While overall mortality rates for both urban and rural residents have declined over the past 20 years, the decline has been much slower among US rural residents, which fell 9% compared to 23% for urban residents.

The difference in mortality between rural and urban areas tripled between 1999 and 2019, according to a study published Tuesday in Journal of the American Medical Association.

In contrast, the gap between mortality rates among blacks and whites has been narrowing over the past two decades, according to study co-author Dr. Haider Warreich, associate physician at Brigham and Women’s Hospital in Boston.

The smallest decline in death rates was seen among white men, from 900 deaths per 100,000 in 1999 to 833 deaths in 2019. The slow decline was partly due to an increase in mortality among white rural residents between the ages of 25 and 64. …

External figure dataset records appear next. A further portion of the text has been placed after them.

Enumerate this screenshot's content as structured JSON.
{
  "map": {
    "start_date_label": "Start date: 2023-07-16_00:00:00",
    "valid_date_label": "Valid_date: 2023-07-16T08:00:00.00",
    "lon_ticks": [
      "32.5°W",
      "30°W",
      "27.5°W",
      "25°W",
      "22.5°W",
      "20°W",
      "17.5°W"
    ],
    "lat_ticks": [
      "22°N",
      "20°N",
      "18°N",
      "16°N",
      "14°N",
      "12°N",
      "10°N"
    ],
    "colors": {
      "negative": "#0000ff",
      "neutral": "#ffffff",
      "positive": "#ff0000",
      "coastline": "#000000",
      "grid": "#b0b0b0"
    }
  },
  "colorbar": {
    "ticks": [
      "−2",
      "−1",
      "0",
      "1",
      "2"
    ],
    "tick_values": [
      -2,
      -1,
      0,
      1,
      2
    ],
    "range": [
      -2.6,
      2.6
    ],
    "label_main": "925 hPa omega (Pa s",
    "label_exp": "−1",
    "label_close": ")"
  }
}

“We usually like to think that as medical innovation and technology improves, this inequality will be reduced or minimized,” Warrich said. “But what we see here is actually the exact opposite.”

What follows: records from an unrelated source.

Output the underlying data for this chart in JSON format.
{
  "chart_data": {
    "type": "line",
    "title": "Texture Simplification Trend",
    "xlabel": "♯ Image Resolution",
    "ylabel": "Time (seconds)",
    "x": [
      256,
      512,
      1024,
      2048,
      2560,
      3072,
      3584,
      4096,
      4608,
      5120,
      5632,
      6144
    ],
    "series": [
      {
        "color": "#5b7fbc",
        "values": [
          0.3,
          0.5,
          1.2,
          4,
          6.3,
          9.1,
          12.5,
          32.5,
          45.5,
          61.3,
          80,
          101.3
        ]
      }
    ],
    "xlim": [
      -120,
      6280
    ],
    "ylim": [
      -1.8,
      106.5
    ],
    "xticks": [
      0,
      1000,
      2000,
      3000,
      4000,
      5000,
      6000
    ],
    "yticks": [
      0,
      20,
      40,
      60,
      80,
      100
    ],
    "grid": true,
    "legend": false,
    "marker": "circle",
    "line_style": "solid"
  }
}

According to Warraich, health-risk behaviors such as smoking, alcohol and drug use, and obesity have led to a steady rise in chronic illness among rural residents. Previous research co-authored with Warraich published in JAMA in May found that the incidence of cardiovascular disease between rural and urban areas nearly doubled from 1999 to 2017.

Rural communities were also hit hard by the aftermath of the opioid crisis when drug overdose deaths jumped up during a pandemic.

“Often times, when we think about the countryside, we have this sunny, really optimistic view of what rural life looks like,” Warrich said. “But many of the bad eating habits, smoking and lack of exercise that we first associated with urban areas have been transferred to rural areas.”

In rural areas, many hospitals have also been lost over the past decade, leading to chronic illness and death. Since 2010, more than 180 rural hospitals closed their doors forever due to financial difficulties.

While hospital closures have played a role in limiting the ability to provide emergency care to villagers, Warrach said it is only one piece of the puzzle that involves the urgent need to strengthen primary and preventive care services.

The need to tackle health care in rural areas has more serious implications for the rest of the country, as a lack of investment in such care services has played a role in areas where COVID-19 vaccination rates are lower than in urban areas, which increases the chances for the United States. will reach the vaccination threshold of 70% of the population to achieve herd immunity from the virus is less likely in the next few months.

“The idea that this is a closed crisis is short-sighted,” Warrich said.

Disclaimer: The opinions expressed within this article are the personal opinions of the author. The facts and opinions appearing in the article do not reflect the views of and does not assume any responsibility or liability for the same.